Though we had successfully rearchitected work management to create major workflow changes for our users, we hadn’t made any real UI changes and users were still suffering from a poor experience. For example:

  • Visits weren’t clear units of work

    • Rather than showing individual tasks (e.g. respond to a physician; add codes), worklists showed whole visits. Users would still have to click into a visit to get a sense of the specific work to be done.

  • The Hospital Activity Summary wasn’t customized

    • The page still showed a lot of unrelated work that wasn’t specific to users (i.e. Coders saw a lot of Chart Review work).

  • UI patterns were outdated

    • These pages were still designed with athenahealth’s old UI patterns, which used a wide variety of colors that did not necessarily communicate any meaning. Tables were thus difficult to read and looked unprofessional.


In response to these issues, we started to redesign the UI of these pages (the second phase of our plan).

My design lead and I held a workshop with the rest of our team to figure out how we might make individual tasks easier to find and more customized to user roles.

As a result of this workshop, a new team was created and charged with creating a backend task engine that would allow our team to easily break hospital work out into distinct actions, e.g. Validate a Document.

My design lead and I also mocked up a potential future task dashboard and new visit workspaces. The dashboard would only show work that users needed to see and would make use of athenahealth’s new design system:

The team plans to begin iterating on and developing these designs in 2019, ideally once the backend task engine has been completed.


Key Takeaways

  • Roll out UI changes with backend-focused updates so that good interface design isn’t left behind.

    • I was initially comfortable with our plan to prioritize larger workflow changes over a UI redesign for Claim Preparation work. However, once we had successfully rearchitected work management, it was difficult to then influence the team and leadership to continue to work on UI changes.

    • If I were to do this project again, I would push for regular UI updates to be rolled out alongside our workflow changes. That way, major UI changes could be tested at the same time as workflow changes, and UI improvements wouldn’t be saved for last.

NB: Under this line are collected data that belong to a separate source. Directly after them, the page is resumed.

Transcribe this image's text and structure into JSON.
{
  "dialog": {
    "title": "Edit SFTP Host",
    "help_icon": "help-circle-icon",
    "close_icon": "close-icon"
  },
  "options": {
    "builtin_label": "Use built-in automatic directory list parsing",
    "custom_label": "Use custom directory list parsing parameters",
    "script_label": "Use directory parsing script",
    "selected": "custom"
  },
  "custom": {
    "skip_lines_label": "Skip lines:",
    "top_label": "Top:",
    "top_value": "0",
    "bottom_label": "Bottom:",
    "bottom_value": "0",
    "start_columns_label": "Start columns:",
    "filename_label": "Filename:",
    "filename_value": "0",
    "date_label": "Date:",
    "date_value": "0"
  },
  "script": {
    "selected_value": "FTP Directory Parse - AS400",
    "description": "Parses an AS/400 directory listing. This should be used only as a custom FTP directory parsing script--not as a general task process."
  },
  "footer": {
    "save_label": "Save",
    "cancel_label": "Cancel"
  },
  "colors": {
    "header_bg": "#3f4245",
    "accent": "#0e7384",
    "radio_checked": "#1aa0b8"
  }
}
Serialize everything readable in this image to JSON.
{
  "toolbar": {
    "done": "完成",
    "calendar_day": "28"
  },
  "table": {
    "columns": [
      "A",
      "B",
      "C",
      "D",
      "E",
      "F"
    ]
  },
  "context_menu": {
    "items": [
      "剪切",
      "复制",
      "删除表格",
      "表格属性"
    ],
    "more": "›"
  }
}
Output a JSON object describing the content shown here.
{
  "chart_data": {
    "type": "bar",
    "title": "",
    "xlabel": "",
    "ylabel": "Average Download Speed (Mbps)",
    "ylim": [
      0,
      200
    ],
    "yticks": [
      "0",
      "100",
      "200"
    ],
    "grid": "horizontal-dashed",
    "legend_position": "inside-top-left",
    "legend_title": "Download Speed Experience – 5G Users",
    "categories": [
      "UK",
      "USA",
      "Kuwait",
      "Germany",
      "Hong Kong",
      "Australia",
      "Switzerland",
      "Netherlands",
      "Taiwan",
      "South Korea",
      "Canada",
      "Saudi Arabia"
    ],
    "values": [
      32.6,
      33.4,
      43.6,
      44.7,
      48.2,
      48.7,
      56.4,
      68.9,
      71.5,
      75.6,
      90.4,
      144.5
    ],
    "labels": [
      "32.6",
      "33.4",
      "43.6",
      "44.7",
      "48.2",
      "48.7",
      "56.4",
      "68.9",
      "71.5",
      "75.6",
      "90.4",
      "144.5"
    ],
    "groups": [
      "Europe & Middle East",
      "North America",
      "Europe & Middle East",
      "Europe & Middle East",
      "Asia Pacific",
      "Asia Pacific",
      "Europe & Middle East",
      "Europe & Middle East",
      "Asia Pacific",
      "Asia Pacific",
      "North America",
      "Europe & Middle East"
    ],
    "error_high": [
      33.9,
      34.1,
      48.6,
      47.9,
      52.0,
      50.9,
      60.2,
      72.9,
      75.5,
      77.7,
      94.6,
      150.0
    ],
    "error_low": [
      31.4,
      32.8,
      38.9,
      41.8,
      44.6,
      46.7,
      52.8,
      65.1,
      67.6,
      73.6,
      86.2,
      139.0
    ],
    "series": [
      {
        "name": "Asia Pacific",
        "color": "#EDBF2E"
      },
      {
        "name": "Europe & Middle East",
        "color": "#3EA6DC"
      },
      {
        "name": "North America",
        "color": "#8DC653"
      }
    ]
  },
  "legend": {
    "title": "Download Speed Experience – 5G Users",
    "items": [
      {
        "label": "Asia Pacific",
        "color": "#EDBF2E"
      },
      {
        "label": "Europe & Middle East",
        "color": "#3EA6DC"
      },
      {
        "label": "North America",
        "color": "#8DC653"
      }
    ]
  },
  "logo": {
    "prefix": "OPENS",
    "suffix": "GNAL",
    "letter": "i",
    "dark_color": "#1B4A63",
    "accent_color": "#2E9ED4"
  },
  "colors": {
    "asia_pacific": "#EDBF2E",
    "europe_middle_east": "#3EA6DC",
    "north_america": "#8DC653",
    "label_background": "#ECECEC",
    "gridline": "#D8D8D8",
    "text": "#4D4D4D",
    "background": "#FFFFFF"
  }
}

I was able to successfully push for this strategy in future work, e.g. making a new Charge Review page.

  • Know your users’ language.

    • When initially developing new statuses and actions, I had been extremely focused on user mental models when it came to how users categorized their work. However, I forgot to pay attention to the words they used to describe that work. As a result, the team lost a lot of time testing new versions of copy when we could have incorporated questions and observations about language into our earlier research.

    • In future projects, I made a greater effort to listen out for users’ words and terminology so that my designs would reflect their language.